Stability of dynamical systems. A linear recurrence $\mathbf{h}_t = \mathbf{W}\mathbf{h}_{t-1}$, the skeleton of a recurrent neural network, multiplies the hidden state by $\mathbf{W}$ at every step. After $t$ steps the state has been multiplied by $\mathbf{W}^t$, which by eigendecomposition behaves like $\boldsymbol{\Lambda}^t$ in eigen-coordinates. If the largest eigenvalue of $\mathbf{W}$ exceeds one in absolute value, the state explodes; if it is below one, the state vanishes.

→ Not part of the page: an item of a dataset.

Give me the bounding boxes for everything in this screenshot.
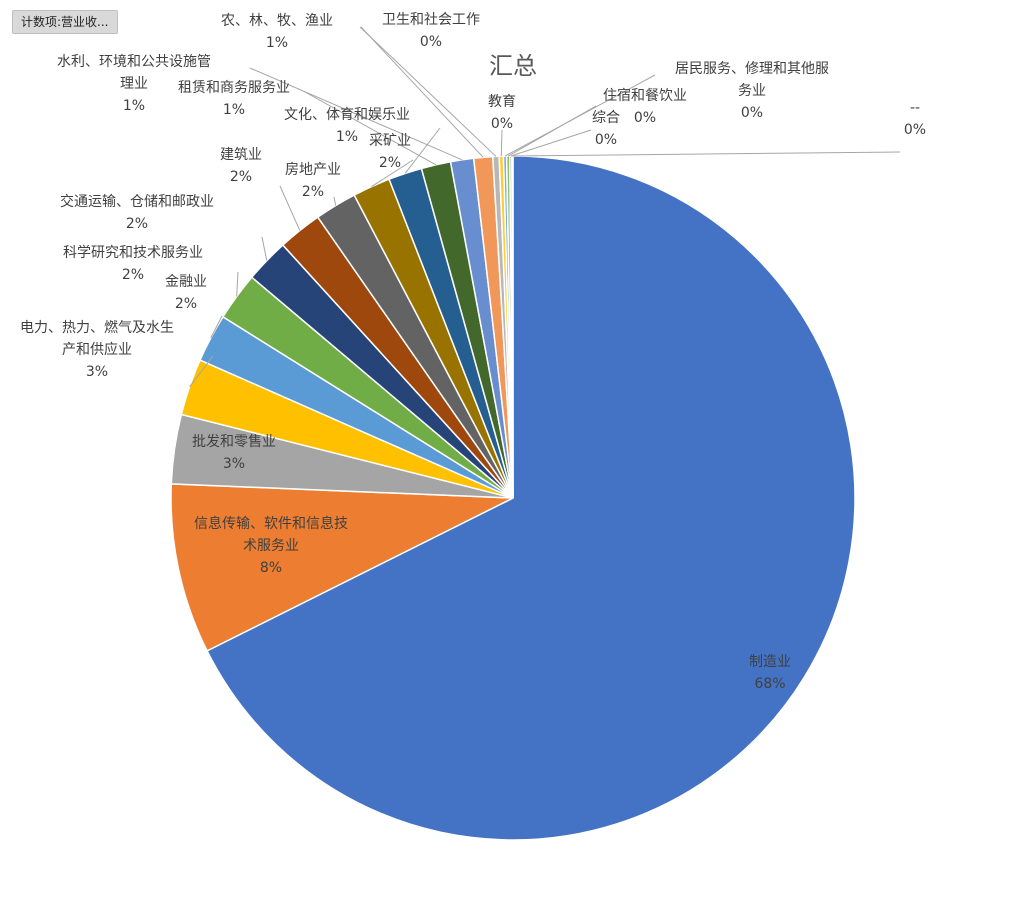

This is the algebraic root of the vanishing- and exploding-gradient problems that haunt RNN training and motivated the gated architectures of LSTMs and GRUs.

What you should take away

An eigenpair $(\lambda, \mathbf{v})$ of a matrix $\mathbf{A}$ satisfies $\mathbf{A}\mathbf{v} = \lambda\mathbf{v}$ with $\mathbf{v}$ non-zero, a special direction that the matrix merely scales by a factor of $\lambda$.
Eigenvalues are roots of the characteristic polynomial $\det(\mathbf{A} - \lambda\mathbf{I}) = 0$; eigenvectors come from solving the homogeneous system $(\mathbf{A} - \lambda\mathbf{I})\mathbf{v} = \mathbf{0}$ for each eigenvalue.
The trace equals the sum of eigenvalues, the determinant equals their product, and zero is an eigenvalue precisely when the matrix is singular, three handy bridges between scalar invariants and the spectrum.
When a matrix has $n$ independent eigenvectors, $\mathbf{A} = \mathbf{Q}\boldsymbol{\Lambda}\mathbf{Q}^{-1}$ rewrites it as a change of basis, a diagonal scaling, and a change back, making powers, exponentials and other matrix functions cheap to compute.
For symmetric matrices the spectral theorem gives real eigenvalues and an orthonormal eigenbasis, $\mathbf{A} = \mathbf{Q}\boldsymbol{\Lambda}\mathbf{Q}^\top$. This is the version that powers PCA, Hessian analysis, kernel methods and graph spectra throughout machine learning.